"I want to be upfront that this blog post is for me to write down some thoughts that I have on the idea of rewriting the Python Launcher for Unix from Rust to pure Python. This blog post is not meant to explicitly be educational or enlightening for others, but I figured if I was going to write this down I might as well just toss it online in case someone happens to find it interesting. Anyway, with that caveat out of the way..."
"I started working on the Python Launcher for Unix in May 2018. At the time I used it as my Rust starter project and I figured distributing it would be easiest as a single binary since if I wrote it in Python how do you bootstrap yourself in launching Python with Python? But in the intervening 7.5 years, a few things have happened:"
"I compared the Rust version to the Python version on my machine running Fedora 43 by running "py --version". If I give Rust an optimistic number by picking its average lower-bound and Python a handicap of picking its average upper-bound, we get: 3 ms for Rust (333 Hz) 33 ms for Python (30 Hz) So 11x slower for Python. But when the absolute performance is fast enough to let you run the Python Launcher for Unix over 30 times a second, does it actually matter?"

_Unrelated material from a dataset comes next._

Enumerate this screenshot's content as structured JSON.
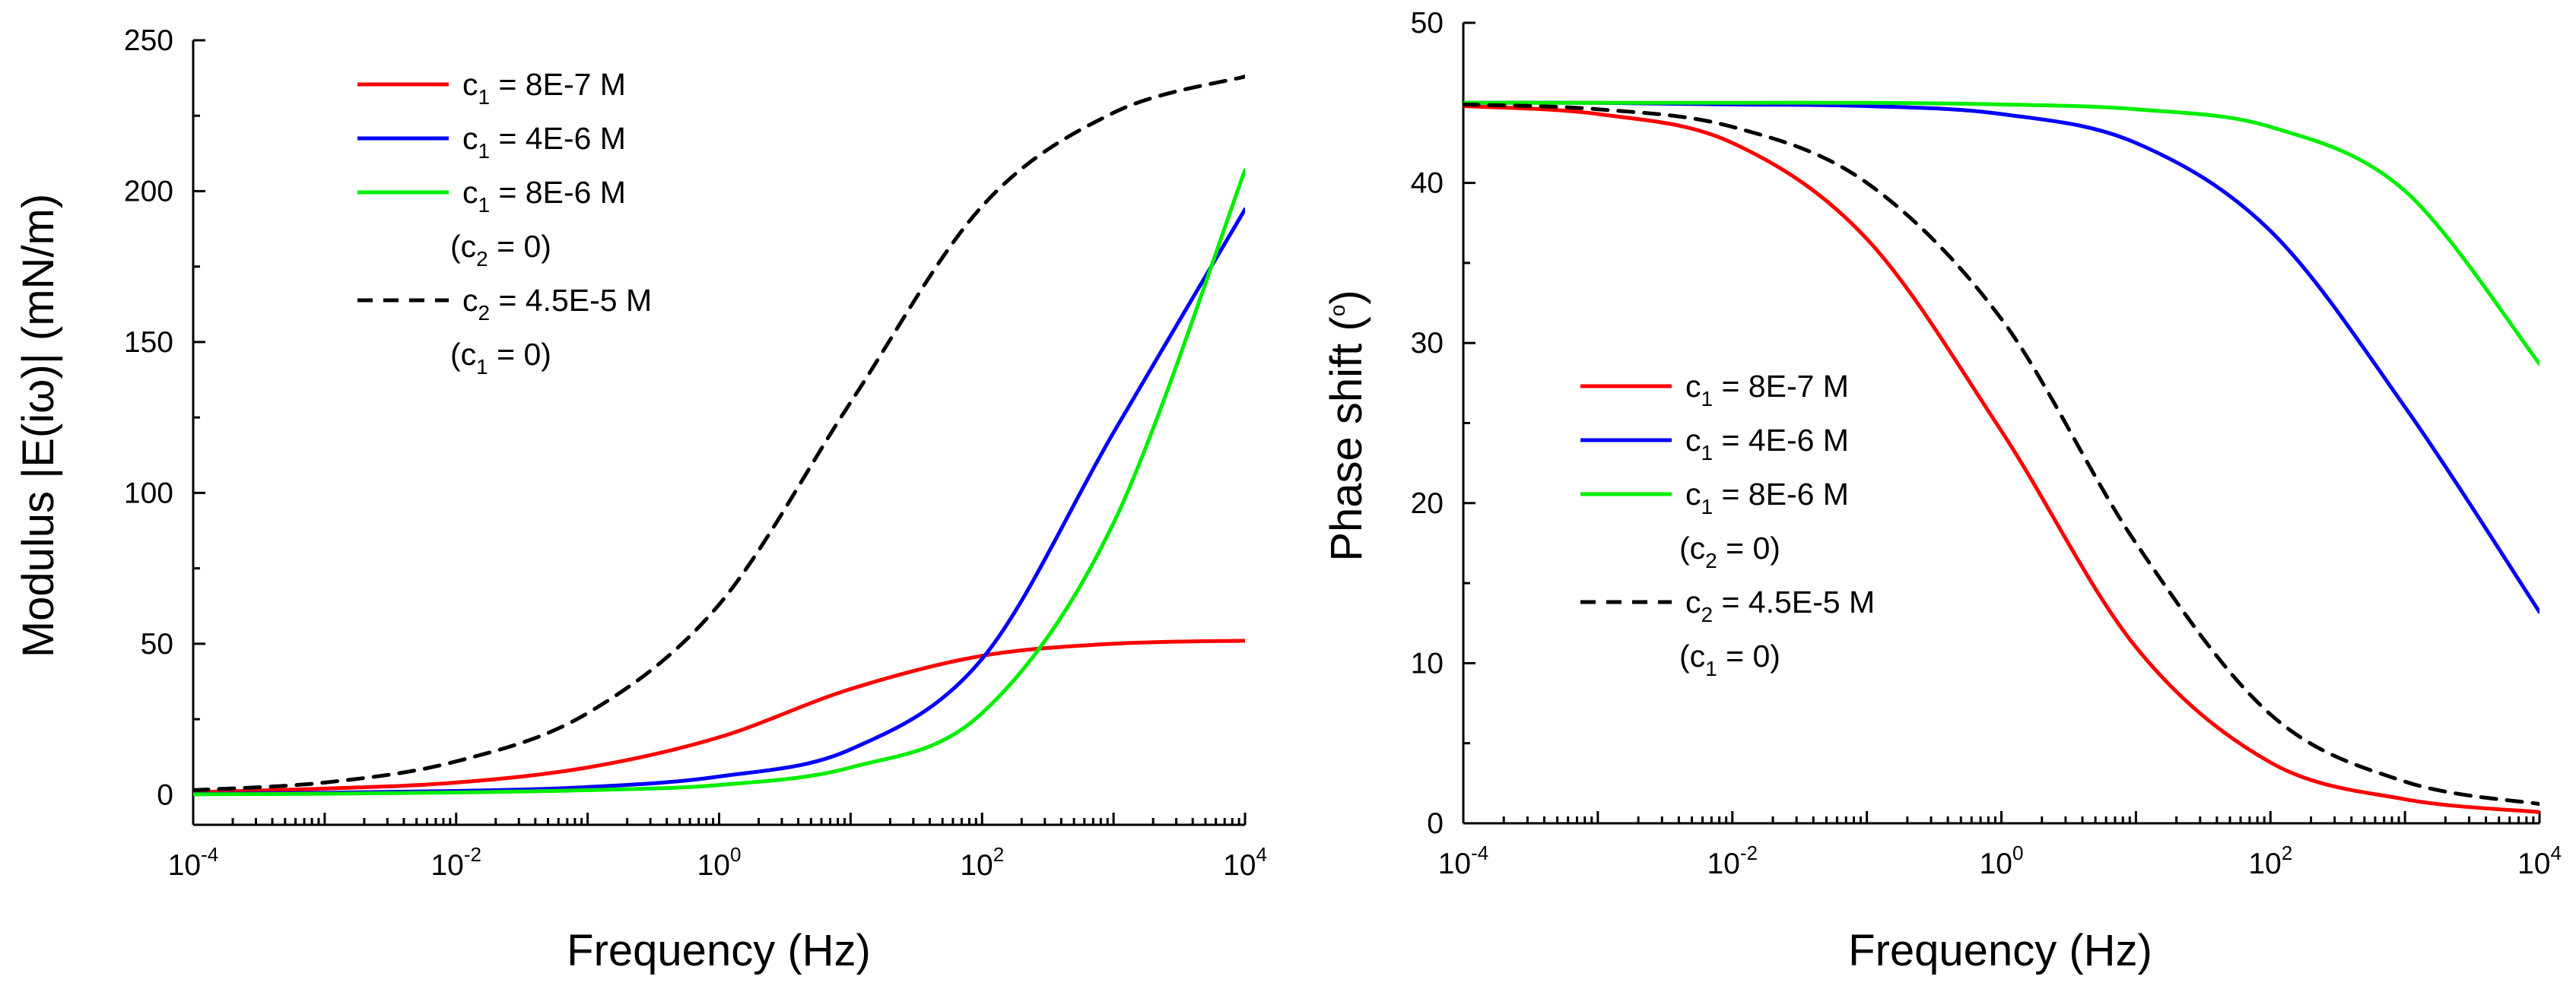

Development of the Python Launcher for Unix began in May 2018 and was implemented in Rust to enable distribution as a single binary. A quick pure-Python prototype implemented $VIRTUAL_ENV support, .venv detection in parent directories, and PATH searching for the newest Python in 72 lines. Benchmarking on Fedora 43 measured roughly 3 ms for the Rust binary and 33 ms for the Python prototype when running py --version, about an 11× slowdown for Python. The absolute Python latency still permits more than thirty launches per second, making the switch feasible if that performance meets deployment requirements.